As dinâmicas da acção colectiva dos movimentos de saúde revestem-se de três momentos fundamentais: as relações institucionais entre os actores mais directamente envolvidos (entre a Governação, Ministério da Saúde e Autarquias); a disputa entre legitimidades de actuação colectiva no campo político e mediático; e a mobilização colectiva de âmbito local.
A “pressão” da mobilização colectiva local, o encerramento de serviços sem a criação de novas condições, o defraudar de expectativas, e a mudança de locais de Serviços de Urgência Básicos (SUB) sem justificações de carácter técnico, fazem aumentar as críticas de manipulação política e de aproveitamento político-partidário dos relatórios produzidos pelas Comissões Técnicas.
A luta política local e nacional encontrava no encerramento de serviços de saúde um tema de confronto e conflito político, capaz de integrar uma determinada aspiração no funcionamento do sistema político e de alcançar níveis perfomativos de mobilização política.
A identidade colectiva dos movimentos de saúde implicou dois níveis interligados de envolvimento: um mais directamente local; e um segundo nível, directamente interligado com o primeiro, de pregnância social nacional e formulações ideológicas sobre as opções políticas concretas na área da saúde.
E em concomitância, os movimentos de saúde tomaram duas faces de uma mesma identidade colectiva: uma identidade populista e uma identidade de projecto. Ou seja, verificou-se o emergir e transposição de identidades regionais e locais, de cariz popular. Num certo sentido, estes movimentos assumiram um Efeito Nimby.
As posições do Ministério da Saúde de encerrar todos os SAP que não atendam, em média, um mínimo de 10 utentes no período da madrugada, ou o escasso número de partos realizados pelas Maternidades a encerrar, o cálculo das distâncias a percorrer, ou o modo alternativo de socorro via ambulância, são incompreensíveis para os protagonistas das acções colectivas desencadeadas.
A argumentação discursiva e simbólica dos movimentos e populações passou pelo recurso ao texto da Constituição, pela crítica às supostas atitudes economicistas do Governo, pelas consequências nefastas da interioridade e subdesenvolvimento (económico e social) do Concelho ou Região, e à falta de diálogo e discussão democrática dos interesses das populações que estão em causa.
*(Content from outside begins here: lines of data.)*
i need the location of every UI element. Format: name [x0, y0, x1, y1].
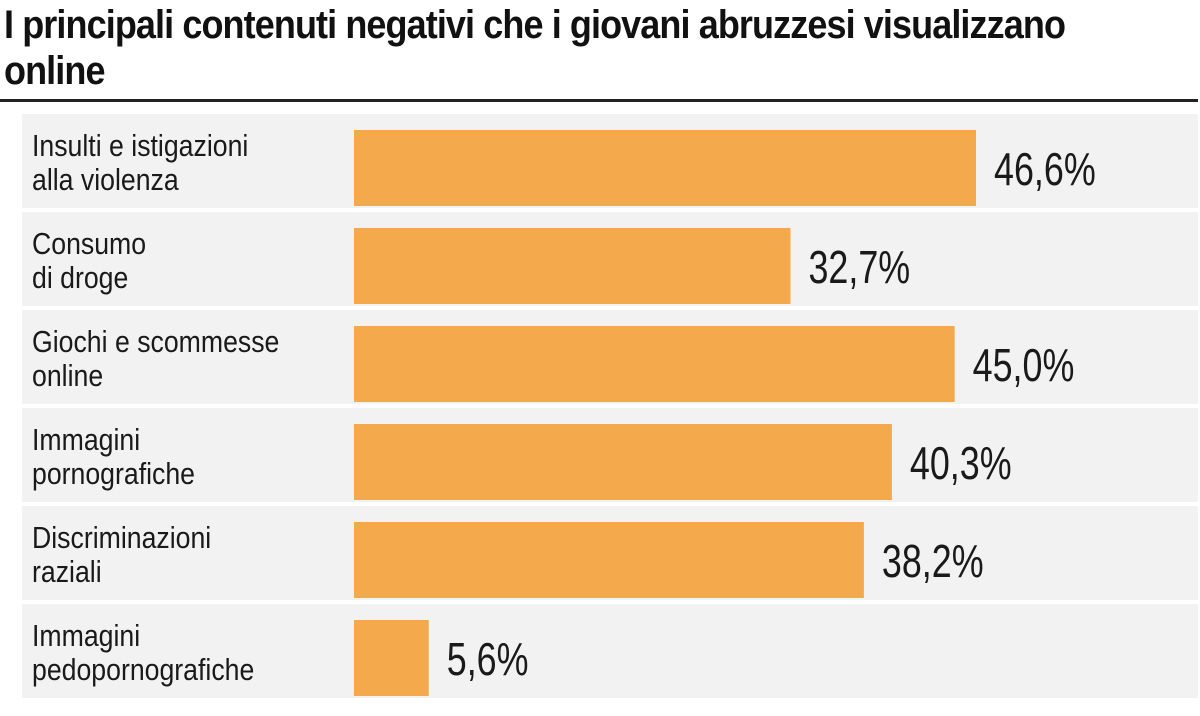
value-label: 46,6% — [994, 144, 1096, 195]
bar — [354, 522, 864, 598]
category-label-line: online — [32, 359, 103, 393]
category-label: Discriminazioni raziali — [32, 521, 211, 589]
category-label: Insulti e istigazioni alla violenza — [32, 129, 248, 197]
bar — [354, 326, 955, 402]
category-label-line: Immagini — [32, 619, 140, 653]
category-label: Consumo di droge — [32, 227, 146, 295]
category-label: Immagini pedopornografiche — [32, 619, 254, 687]
title-divider — [0, 99, 1198, 102]
category-label-line: pornografiche — [32, 457, 195, 491]
category-label-line: di droge — [32, 261, 128, 295]
category-label-line: Consumo — [32, 227, 146, 261]
value-label: 5,6% — [447, 634, 529, 685]
category-label-line: Giochi e scommesse — [32, 325, 279, 359]
category-label-line: Insulti e istigazioni — [32, 129, 248, 163]
value-label: 38,2% — [882, 536, 984, 587]
value-label: 40,3% — [910, 438, 1012, 489]
category-label-line: Discriminazioni — [32, 521, 211, 555]
bar — [354, 620, 429, 696]
value-label: 45,0% — [973, 340, 1075, 391]
category-label-line: raziali — [32, 555, 102, 589]
bar — [354, 228, 791, 304]
row-background — [22, 604, 1198, 698]
value-label: 32,7% — [808, 242, 910, 293]
category-label: Immagini pornografiche — [32, 423, 195, 491]
category-label-line: pedopornografiche — [32, 653, 254, 687]
bar — [354, 130, 976, 206]
category-label: Giochi e scommesse online — [32, 325, 279, 393]
category-label-line: Immagini — [32, 423, 140, 457]
category-label-line: alla violenza — [32, 163, 180, 197]
chart-title: I principali contenuti negativi che i gi… — [4, 3, 1066, 93]
bar — [354, 424, 892, 500]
As relações sociais e políticas são inerentemente feitas de tensões e contradições sociais, assumindo estas um carácter mais visível e concreto nas conflitos sociais produzidos pelas sociedades. A democracia é sinónimo de liberdade, igualdade, justiça e direitos sociais. Neste início de século e milénio, constata-se as fragilidades e limitações do modelo de democracia representativa. Desenvolvem-se os apelos para uma democracia participativa e directa, onde os trabalhadores e cidadãos vejam reforçados as suas capacidades de intervenção e mudança social e política. As lutas sociais sempre tiveram uma importância decisiva na história e tal se verifica actualmente, sobretudo na Europa e América Latina.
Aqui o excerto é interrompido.